Mr Bartley added that the US had started to take events such as WorldSkills more seriously and realised the need to benchmark its skills performance against other countries.

“However, unlike most developed countries, the drive is coming from industry and not the government,” he said.

The OECD report, A Skills Beyond School Review of the United States, suggests that the US should improve training to help students move into vocational training programmes and employment.

Report author Simon Field said that the system must become more “coherent and transparent” for students and employers.

“Often students are entering programmes where they are paying high fees but they don’t know anything about the quality or the potential labour market outcomes.

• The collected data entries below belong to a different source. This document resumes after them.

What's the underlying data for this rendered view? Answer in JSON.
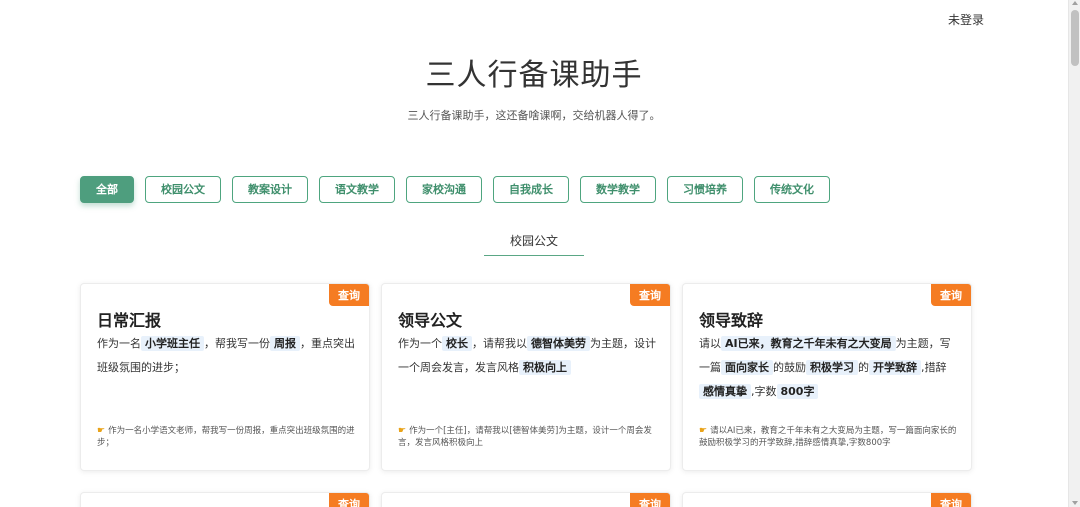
{
  "header": {
    "login_status": "未登录"
  },
  "page": {
    "title": "三人行备课助手",
    "subtitle": "三人行备课助手，这还备啥课啊，交给机器人得了。"
  },
  "filters": [
    {
      "label": "全部",
      "active": true
    },
    {
      "label": "校园公文",
      "active": false
    },
    {
      "label": "教案设计",
      "active": false
    },
    {
      "label": "语文教学",
      "active": false
    },
    {
      "label": "家校沟通",
      "active": false
    },
    {
      "label": "自我成长",
      "active": false
    },
    {
      "label": "数学教学",
      "active": false
    },
    {
      "label": "习惯培养",
      "active": false
    },
    {
      "label": "传统文化",
      "active": false
    }
  ],
  "section": {
    "title": "校园公文"
  },
  "cards": [
    {
      "tag": "查询",
      "title": "日常汇报",
      "body": [
        {
          "t": "作为一名",
          "hl": false
        },
        {
          "t": "小学班主任",
          "hl": true
        },
        {
          "t": "，帮我写一份",
          "hl": false
        },
        {
          "t": "周报",
          "hl": true
        },
        {
          "t": "，重点突出班级氛围的进步；",
          "hl": false
        }
      ],
      "example": "作为一名小学语文老师，帮我写一份周报，重点突出班级氛围的进步；"
    },
    {
      "tag": "查询",
      "title": "领导公文",
      "body": [
        {
          "t": "作为一个",
          "hl": false
        },
        {
          "t": "校长",
          "hl": true
        },
        {
          "t": "，请帮我以",
          "hl": false
        },
        {
          "t": "德智体美劳",
          "hl": true
        },
        {
          "t": "为主题，设计一个周会发言，发言风格",
          "hl": false
        },
        {
          "t": "积极向上",
          "hl": true
        }
      ],
      "example": "作为一个[主任]，请帮我以[德智体美劳]为主题，设计一个周会发言，发言风格积极向上"
    },
    {
      "tag": "查询",
      "title": "领导致辞",
      "body": [
        {
          "t": "请以",
          "hl": false
        },
        {
          "t": "AI已来，教育之千年未有之大变局",
          "hl": true
        },
        {
          "t": "为主题，写一篇",
          "hl": false
        },
        {
          "t": "面向家长",
          "hl": true
        },
        {
          "t": "的鼓励",
          "hl": false
        },
        {
          "t": "积极学习",
          "hl": true
        },
        {
          "t": "的",
          "hl": false
        },
        {
          "t": "开学致辞",
          "hl": true
        },
        {
          "t": ",措辞",
          "hl": false
        },
        {
          "t": "感情真挚",
          "hl": true
        },
        {
          "t": ",字数",
          "hl": false
        },
        {
          "t": "800字",
          "hl": true
        }
      ],
      "example": "请以AI已来，教育之千年未有之大变局为主题，写一篇面向家长的鼓励积极学习的开学致辞,措辞感情真挚,字数800字"
    }
  ],
  "bottom_cards": [
    {
      "tag": "查询"
    },
    {
      "tag": "查询"
    },
    {
      "tag": "查询"
    }
  ],
  "icons": {
    "example_icon": "pointing-hand-icon"
  },
  "colors": {
    "accent": "#4e9e7e",
    "tag": "#f57c22",
    "highlight_bg": "#e8f1fb"
  }
}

That’s not a desirable situation,” he said. “The White House has started to address this with its College Scorecard initiative to help students get more information about colleges and universities, but more needs to be done.”

The Lumina Foundation for Education, a billion-dollar private foundation with a mission to expand student access, has set a goal of increasing the proportion of Americans who have high-quality college degrees, certificates or other credentials from less than 40 per cent to 60 per cent by 2025.

The foundation’s president and chief executive, Jamie Merisotis, argues that “talent development” must be the US’s prime objective. “We can’t expect our citizens to meet the demands of the 21st-century economy and society without a 21st-century education,” he said.